New pieces to the Mystics look to add on to the existing team and go into a positive direction. Among of the previous issues for Washington were consistency in shooting and ball movement. The new rookies and additional veterans will be regarded as the answers to fill the holes in the Mystics’ performance as a team.

First-round pick Shatori Walker-Kimbrough finished at Maryland as one of the best point guards ever in the program. She led the NCAA and set the Big Ten record in 3-point shooting percentage in 2016 (54.5 percent). Walker-Kimbrough’s overall goal as a rookie is to be able to show the WNBA the best version of herself through the help of her surrounding support system and coaching staff.

“[I have to] be patient and take it one step at a time,” Walker-Kimbrough said, “I’m continuing to put my head down and work. It’s put me this far and I’m working each day no matter what happens. Coach has been emphasizing that this team is a working process and a completely different team than they were last year.
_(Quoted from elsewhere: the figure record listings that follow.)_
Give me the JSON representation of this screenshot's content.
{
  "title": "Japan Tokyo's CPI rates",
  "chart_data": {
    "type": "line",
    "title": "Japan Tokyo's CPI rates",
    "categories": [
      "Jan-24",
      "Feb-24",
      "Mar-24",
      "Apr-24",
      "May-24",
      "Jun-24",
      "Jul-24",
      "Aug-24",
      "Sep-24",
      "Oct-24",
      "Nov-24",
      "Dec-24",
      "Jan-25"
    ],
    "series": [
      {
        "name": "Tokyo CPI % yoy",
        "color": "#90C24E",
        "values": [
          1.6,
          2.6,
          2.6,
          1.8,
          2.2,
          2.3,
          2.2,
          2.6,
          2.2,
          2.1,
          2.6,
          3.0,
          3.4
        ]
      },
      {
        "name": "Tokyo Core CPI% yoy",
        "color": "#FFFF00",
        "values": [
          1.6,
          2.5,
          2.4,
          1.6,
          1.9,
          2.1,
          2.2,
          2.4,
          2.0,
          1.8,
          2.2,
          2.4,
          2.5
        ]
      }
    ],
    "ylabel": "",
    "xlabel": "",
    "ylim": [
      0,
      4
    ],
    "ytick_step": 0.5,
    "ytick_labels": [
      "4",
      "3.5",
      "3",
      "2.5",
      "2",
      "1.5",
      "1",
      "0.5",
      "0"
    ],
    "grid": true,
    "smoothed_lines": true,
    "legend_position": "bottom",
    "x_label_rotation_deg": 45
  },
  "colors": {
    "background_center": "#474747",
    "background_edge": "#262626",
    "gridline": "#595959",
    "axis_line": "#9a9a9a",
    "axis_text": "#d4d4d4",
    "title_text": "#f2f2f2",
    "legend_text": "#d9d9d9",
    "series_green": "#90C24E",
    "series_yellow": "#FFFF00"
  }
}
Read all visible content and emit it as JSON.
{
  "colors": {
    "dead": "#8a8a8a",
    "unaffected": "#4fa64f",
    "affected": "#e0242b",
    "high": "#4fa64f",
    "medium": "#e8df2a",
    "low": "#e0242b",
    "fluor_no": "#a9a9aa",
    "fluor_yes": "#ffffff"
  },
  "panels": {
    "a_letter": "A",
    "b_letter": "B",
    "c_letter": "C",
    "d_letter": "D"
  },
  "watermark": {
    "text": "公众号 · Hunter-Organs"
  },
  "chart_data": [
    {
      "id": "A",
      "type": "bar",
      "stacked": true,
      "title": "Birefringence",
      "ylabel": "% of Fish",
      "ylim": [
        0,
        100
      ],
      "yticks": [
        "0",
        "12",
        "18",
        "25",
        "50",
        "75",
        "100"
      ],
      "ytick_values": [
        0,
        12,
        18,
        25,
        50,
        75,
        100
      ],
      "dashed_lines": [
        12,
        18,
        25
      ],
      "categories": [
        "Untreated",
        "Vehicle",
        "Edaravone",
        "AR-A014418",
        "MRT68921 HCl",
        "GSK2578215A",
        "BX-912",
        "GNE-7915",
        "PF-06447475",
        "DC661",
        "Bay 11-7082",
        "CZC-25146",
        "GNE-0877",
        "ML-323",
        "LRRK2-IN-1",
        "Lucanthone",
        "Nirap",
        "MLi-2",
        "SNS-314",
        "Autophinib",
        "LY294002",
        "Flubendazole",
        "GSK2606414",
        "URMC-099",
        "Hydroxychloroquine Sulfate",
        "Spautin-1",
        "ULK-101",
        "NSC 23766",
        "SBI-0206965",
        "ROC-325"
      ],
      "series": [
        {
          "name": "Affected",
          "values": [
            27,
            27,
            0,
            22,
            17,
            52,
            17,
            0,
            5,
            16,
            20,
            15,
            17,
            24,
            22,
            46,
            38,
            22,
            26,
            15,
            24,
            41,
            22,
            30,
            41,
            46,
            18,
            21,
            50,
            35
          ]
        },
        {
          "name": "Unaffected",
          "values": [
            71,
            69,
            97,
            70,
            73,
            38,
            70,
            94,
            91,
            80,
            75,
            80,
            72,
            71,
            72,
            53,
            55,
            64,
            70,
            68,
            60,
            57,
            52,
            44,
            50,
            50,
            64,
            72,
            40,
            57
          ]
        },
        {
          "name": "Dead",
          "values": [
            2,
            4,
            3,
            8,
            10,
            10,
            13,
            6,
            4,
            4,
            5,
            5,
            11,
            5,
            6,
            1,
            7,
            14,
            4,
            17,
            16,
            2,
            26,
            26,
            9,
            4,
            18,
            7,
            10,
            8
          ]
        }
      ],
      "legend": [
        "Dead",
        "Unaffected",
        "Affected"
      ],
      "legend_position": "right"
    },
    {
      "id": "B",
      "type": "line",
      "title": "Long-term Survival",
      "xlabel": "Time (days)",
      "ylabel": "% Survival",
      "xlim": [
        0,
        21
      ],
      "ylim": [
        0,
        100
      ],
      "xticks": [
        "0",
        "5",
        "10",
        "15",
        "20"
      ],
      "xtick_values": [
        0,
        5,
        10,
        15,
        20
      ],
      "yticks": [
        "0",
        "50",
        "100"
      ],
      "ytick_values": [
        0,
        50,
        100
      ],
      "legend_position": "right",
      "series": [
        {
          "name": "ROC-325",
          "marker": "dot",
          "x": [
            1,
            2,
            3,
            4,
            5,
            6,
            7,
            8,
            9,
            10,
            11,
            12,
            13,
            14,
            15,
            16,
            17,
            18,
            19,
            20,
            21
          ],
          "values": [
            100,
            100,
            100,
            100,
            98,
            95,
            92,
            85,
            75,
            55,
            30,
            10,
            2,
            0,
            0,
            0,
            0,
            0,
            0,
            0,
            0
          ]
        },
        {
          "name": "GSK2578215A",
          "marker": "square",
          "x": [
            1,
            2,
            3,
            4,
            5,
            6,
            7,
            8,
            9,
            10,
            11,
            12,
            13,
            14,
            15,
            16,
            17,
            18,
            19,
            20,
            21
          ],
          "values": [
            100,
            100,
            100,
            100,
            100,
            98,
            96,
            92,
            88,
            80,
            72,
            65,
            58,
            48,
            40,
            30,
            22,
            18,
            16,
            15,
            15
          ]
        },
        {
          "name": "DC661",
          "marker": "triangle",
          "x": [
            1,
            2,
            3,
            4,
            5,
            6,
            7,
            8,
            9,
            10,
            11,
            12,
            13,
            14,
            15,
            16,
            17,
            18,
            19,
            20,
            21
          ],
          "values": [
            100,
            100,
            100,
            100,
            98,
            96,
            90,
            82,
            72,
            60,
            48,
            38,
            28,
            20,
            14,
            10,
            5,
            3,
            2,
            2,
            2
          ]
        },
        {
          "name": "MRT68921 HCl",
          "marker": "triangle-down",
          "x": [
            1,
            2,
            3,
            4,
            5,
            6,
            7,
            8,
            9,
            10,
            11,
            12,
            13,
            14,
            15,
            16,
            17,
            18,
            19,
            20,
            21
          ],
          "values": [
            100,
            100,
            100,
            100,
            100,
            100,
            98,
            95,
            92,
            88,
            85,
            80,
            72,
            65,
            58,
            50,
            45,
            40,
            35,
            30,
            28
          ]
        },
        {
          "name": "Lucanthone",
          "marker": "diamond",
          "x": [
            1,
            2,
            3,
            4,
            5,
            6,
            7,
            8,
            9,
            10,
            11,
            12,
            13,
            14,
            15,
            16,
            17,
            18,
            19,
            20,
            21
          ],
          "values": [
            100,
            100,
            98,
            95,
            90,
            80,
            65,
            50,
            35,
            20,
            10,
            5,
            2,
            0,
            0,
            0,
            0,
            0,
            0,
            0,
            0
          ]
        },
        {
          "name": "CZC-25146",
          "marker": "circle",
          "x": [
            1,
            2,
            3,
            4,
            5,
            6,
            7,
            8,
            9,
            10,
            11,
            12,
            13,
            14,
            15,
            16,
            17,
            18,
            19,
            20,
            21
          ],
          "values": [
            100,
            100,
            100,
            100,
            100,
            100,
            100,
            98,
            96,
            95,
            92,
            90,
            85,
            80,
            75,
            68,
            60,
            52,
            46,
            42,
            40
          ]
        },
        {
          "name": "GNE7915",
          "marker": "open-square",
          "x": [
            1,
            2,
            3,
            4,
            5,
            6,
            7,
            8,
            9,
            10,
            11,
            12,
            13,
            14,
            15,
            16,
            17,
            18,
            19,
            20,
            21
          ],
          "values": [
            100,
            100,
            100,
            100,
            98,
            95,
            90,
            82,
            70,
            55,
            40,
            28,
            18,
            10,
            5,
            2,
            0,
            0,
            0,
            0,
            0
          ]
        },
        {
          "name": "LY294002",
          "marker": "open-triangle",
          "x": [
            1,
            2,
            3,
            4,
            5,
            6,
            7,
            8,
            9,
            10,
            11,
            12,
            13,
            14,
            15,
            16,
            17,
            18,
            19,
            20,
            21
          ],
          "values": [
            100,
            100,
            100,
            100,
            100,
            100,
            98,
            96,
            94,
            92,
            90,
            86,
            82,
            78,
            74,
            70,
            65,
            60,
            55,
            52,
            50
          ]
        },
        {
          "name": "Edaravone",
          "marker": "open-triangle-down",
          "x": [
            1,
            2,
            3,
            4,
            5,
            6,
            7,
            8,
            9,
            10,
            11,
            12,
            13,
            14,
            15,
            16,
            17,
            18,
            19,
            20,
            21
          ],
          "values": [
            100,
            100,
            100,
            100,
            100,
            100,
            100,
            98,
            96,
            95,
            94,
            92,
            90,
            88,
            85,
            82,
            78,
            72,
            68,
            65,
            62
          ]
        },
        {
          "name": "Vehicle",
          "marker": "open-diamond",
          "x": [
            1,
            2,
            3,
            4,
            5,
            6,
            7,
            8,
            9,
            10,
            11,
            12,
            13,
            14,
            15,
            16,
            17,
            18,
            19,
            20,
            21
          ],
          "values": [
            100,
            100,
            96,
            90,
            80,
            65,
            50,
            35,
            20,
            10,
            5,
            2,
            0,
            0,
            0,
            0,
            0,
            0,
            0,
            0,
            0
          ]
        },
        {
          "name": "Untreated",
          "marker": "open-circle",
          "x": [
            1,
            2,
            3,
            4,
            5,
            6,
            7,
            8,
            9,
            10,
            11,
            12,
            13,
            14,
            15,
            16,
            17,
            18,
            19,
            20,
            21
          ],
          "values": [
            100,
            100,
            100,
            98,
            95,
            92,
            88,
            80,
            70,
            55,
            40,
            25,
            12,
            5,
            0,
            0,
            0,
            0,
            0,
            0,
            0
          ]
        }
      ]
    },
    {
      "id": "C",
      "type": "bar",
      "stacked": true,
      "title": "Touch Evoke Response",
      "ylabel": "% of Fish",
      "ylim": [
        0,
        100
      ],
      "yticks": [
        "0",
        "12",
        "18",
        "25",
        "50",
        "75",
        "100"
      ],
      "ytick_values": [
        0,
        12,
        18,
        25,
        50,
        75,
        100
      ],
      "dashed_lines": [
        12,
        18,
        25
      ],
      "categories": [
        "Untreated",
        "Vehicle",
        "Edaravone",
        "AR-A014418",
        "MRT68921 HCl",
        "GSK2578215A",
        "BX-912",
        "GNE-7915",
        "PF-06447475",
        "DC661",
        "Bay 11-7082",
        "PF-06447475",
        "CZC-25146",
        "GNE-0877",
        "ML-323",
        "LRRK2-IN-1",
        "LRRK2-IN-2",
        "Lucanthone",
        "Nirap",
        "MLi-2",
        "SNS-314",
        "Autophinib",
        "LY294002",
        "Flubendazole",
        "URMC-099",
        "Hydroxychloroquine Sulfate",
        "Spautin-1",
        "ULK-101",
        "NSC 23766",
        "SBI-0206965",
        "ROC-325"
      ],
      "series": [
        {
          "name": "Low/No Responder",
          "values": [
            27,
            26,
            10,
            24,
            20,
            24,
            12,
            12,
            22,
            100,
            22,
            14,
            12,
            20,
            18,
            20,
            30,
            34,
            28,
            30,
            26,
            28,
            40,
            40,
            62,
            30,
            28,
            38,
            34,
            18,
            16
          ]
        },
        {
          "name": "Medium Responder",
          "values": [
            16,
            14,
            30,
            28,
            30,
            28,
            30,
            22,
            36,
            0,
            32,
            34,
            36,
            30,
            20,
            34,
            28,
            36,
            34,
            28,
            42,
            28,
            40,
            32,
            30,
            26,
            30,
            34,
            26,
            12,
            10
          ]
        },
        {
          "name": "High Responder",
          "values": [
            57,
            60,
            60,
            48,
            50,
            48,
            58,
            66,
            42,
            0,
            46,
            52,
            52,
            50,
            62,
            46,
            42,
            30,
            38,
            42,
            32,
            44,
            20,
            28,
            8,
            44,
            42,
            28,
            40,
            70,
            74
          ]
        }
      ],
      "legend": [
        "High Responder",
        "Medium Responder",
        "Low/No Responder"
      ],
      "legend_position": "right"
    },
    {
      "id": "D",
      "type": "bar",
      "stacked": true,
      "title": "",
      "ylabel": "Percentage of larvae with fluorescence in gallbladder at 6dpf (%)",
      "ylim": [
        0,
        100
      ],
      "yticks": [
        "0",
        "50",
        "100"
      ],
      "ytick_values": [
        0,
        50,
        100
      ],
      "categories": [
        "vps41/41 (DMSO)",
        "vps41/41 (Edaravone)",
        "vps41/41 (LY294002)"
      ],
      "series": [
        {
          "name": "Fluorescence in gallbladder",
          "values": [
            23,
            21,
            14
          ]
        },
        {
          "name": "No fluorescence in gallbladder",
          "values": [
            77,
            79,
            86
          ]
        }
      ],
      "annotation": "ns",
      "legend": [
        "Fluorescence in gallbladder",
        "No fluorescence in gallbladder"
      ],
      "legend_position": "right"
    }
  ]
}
It will take time to mold and get everybody comfortable to play together.”

One of the biggest offseason pickups for the Mystics is Delaware native and four-year veteran Elena Delle Donne, a 6-foot-5-inch power forward from the Chicago Sky. Delle Donne averaged 21.5 points per game in 2016 and is predicted to serve as an essential scoring option for the Mystics along with the current scorers like Kristi Toliver, who arrived from the Los Angeles Sparks via an offseason signing, and Tayler Hill. Delle Donne agreed that it will be small steps for the team to grow into a functioning machine but knows the Mystics are capable.

“It’s going to take some time,” Delle Donne said. “Especially the way coach makes us play. He wants us to read one another and play high pace. That takes time to learn.”

This will be guard Tierra Ruffin-Pratt’s fifth season with Thibault. She serves as a defensive piece to the Mystics along with fellow veteran, forward Tianna Hawkins. Ruffin-Pratt will utilize those experiences with the new additions to the Mystics as they figure out their place.

“I know this is a learning experience for them and I just know what coach wants from us,” Ruffin-Pratt said, “I know I have to be that player that brings that energy, make those hustle plays, and play defense.”

Guard Ivory Latta has the most experience on the Mystics roster entering her eleventh season in the WNBA. She agreed that team will need work on their chemistry but knows they are capable of a great season while finding their rhythm.

“We have to take it one step at a time,” Latta said, “We’re all eager and hungry to win that WNBA championship but it’ll definitely be a long process. It’ll be ups and downs but we must stay together and make sure we hold each other accountable. We have to have each other’s back.”

The Mystics will begin the season on Sunday at 3 p.m. ET against the Stars at the Verizon Center in Washington, D.C. The game will be streamed on the WNBA’s League Pass and on Monumental Networks.